Oristat (weight loss drug) and Cholestyramine can lower vitamin D absorption.
Epilepsy drugs – some can increase conversion of vitamin D to inactive forms and therefore reduce calcium absorption.

Vitamin D co-factors
Several nutrients are required by the body in order for Vitamin D to be utilised efficiently:-
Magnesium is required for every enzyme in vitamin D metabolism and synthesis, and is necessary for it’s beneficial effect on bone and the immune system.
Zinc is required for vitamin D’s role in calcium balance and in the immune system.
Boron is required for enzymes that metabolise vitamin D.
Vitamin K2 is required for vitamin D’s role in bone health.

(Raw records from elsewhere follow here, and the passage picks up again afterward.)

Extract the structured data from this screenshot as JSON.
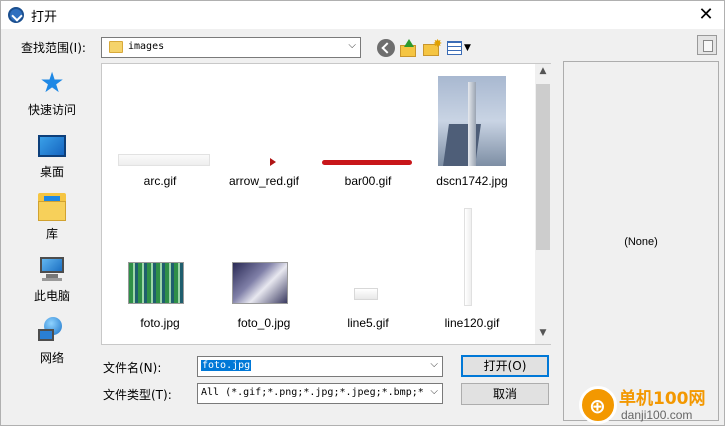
{
  "window": {
    "title": "打开",
    "close_glyph": "✕"
  },
  "toolbar": {
    "look_in_label": "查找范围(I):",
    "look_in_value": "images",
    "back_icon": "back-icon",
    "up_icon": "up-folder-icon",
    "new_folder_icon": "new-folder-icon",
    "view_menu_icon": "view-menu-icon"
  },
  "places": [
    {
      "label": "快速访问",
      "icon": "quick-access-star-icon"
    },
    {
      "label": "桌面",
      "icon": "desktop-icon"
    },
    {
      "label": "库",
      "icon": "library-icon"
    },
    {
      "label": "此电脑",
      "icon": "this-pc-icon"
    },
    {
      "label": "网络",
      "icon": "network-icon"
    }
  ],
  "files": [
    {
      "name": "arc.gif"
    },
    {
      "name": "arrow_red.gif"
    },
    {
      "name": "bar00.gif"
    },
    {
      "name": "dscn1742.jpg"
    },
    {
      "name": "foto.jpg"
    },
    {
      "name": "foto_0.jpg"
    },
    {
      "name": "line5.gif"
    },
    {
      "name": "line120.gif"
    }
  ],
  "preview": {
    "text": "(None)"
  },
  "bottom": {
    "file_name_label": "文件名(N):",
    "file_name_value": "foto.jpg",
    "file_type_label": "文件类型(T):",
    "file_type_value": "All (*.gif;*.png;*.jpg;*.jpeg;*.bmp;*",
    "open_button": "打开(O)",
    "cancel_button": "取消"
  },
  "watermark": {
    "title": "单机100网",
    "url": "danji100.com"
  },
  "colors": {
    "selection": "#0078d7",
    "accent_orange": "#f39800",
    "bar_red": "#c8161a"
  }
}
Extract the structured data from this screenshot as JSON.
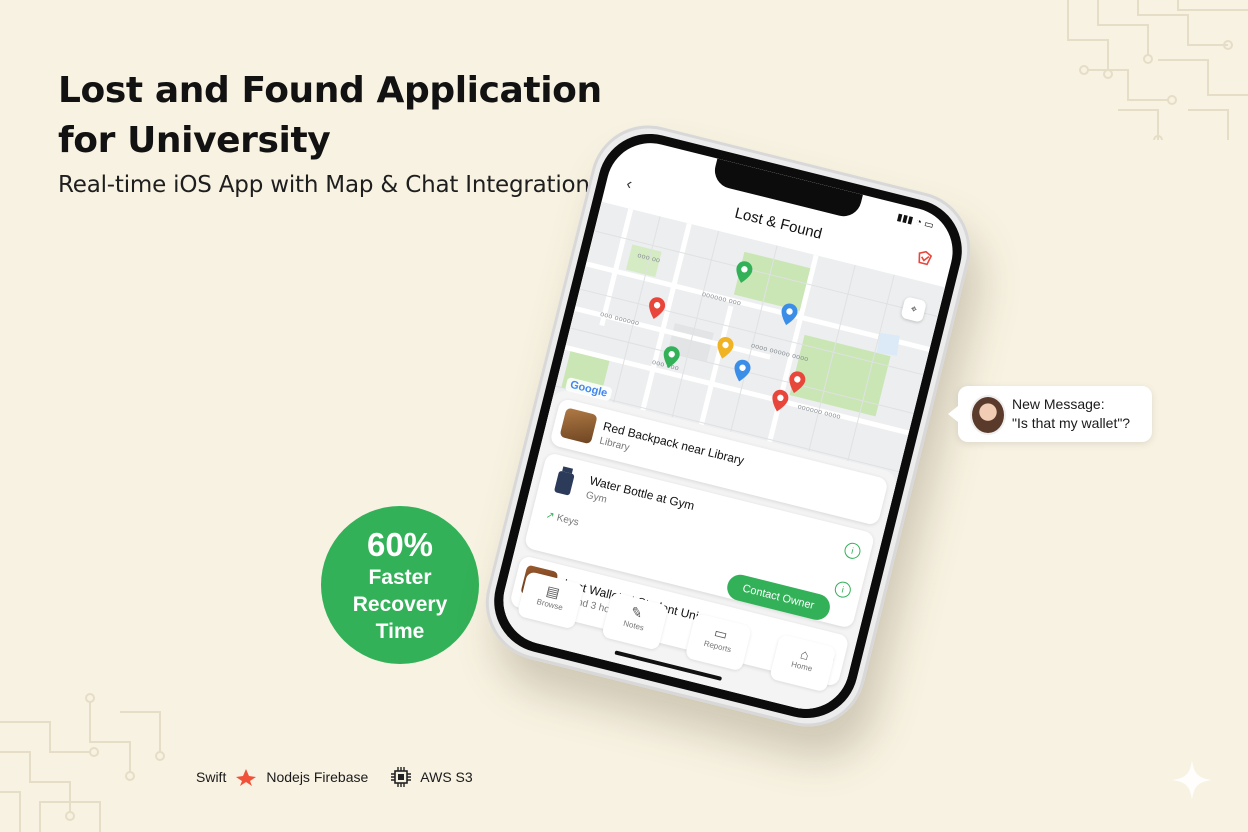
{
  "hero": {
    "title_line1": "Lost and Found Application",
    "title_line2": "for University",
    "subtitle": "Real-time iOS App with Map & Chat Integration"
  },
  "stat": {
    "value": "60%",
    "label": "Faster Recovery Time",
    "color": "#33b158"
  },
  "tech_stack": {
    "swift": "Swift",
    "nodejs_firebase": "Nodejs Firebase",
    "aws": "AWS S3"
  },
  "phone": {
    "app_title": "Lost & Found",
    "back_icon": "back-chevron-icon",
    "map": {
      "provider_label": "Google",
      "pins": [
        {
          "color": "#e8463b"
        },
        {
          "color": "#33b158"
        },
        {
          "color": "#33b158"
        },
        {
          "color": "#3b8ee8"
        },
        {
          "color": "#f0b323"
        },
        {
          "color": "#3b8ee8"
        },
        {
          "color": "#e8463b"
        },
        {
          "color": "#e8463b"
        }
      ]
    },
    "items": [
      {
        "title": "Red Backpack near Library",
        "subtitle": "Library"
      },
      {
        "title": "Water Bottle at Gym",
        "subtitle": "Gym"
      },
      {
        "title": "Lost Wallet at Student Union",
        "subtitle": "Found 3 hours ago"
      }
    ],
    "chip_label": "Keys",
    "contact_button": "Contact Owner",
    "tabs": [
      {
        "label": "Browse",
        "icon": "map-icon"
      },
      {
        "label": "Notes",
        "icon": "note-icon"
      },
      {
        "label": "Reports",
        "icon": "chat-icon"
      },
      {
        "label": "Home",
        "icon": "home-icon"
      }
    ]
  },
  "notification": {
    "title": "New Message:",
    "message": "\"Is that my wallet\"?"
  },
  "colors": {
    "background": "#f8f2e2",
    "accent": "#33b158",
    "text": "#121212"
  }
}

Calcium is often prescribed for bone health without looking at the status of other important co-factors. High levels of calcium can lead to calcification of tissues affecting arthritis and heart disease.

What should I do?
If you are concerned about your levels of Vitamin D, testing can be arranged. I have finger prick test kits available at £60

• In Winter get at least 15-20 minutes of daylight each day.
• In Summer – sunbathe for 20 minutes daily in the middle of the day without sunscreen (be careful if you have fair skin not to burn)
• Wear sunglasses when necessary but not all the time to allow direct sunlight on the eyes.
• Include oily fish (3 x week) and eggs (6 a week) in your diet regularly.
• Supplement with a good quality multi vitamin and mineral

After testing a Vitamin D3 supplement can be taken to boost levels
My test results
I decided to run the test myself out of interest and was surprised that despite following the diet recommendations, taking a multi vitamin & mineral supplement and trying to get as much sun as possible this year my levels were a pathetic 46.3nmol/L well below the suggested reference range. I am currently taking additional D3. It just goes to show that we do not get enough sun in this country and a holiday abroad isn’t enough to top up Vitamin D levels either.

Gillian Key MBANT Nutritional Therapist.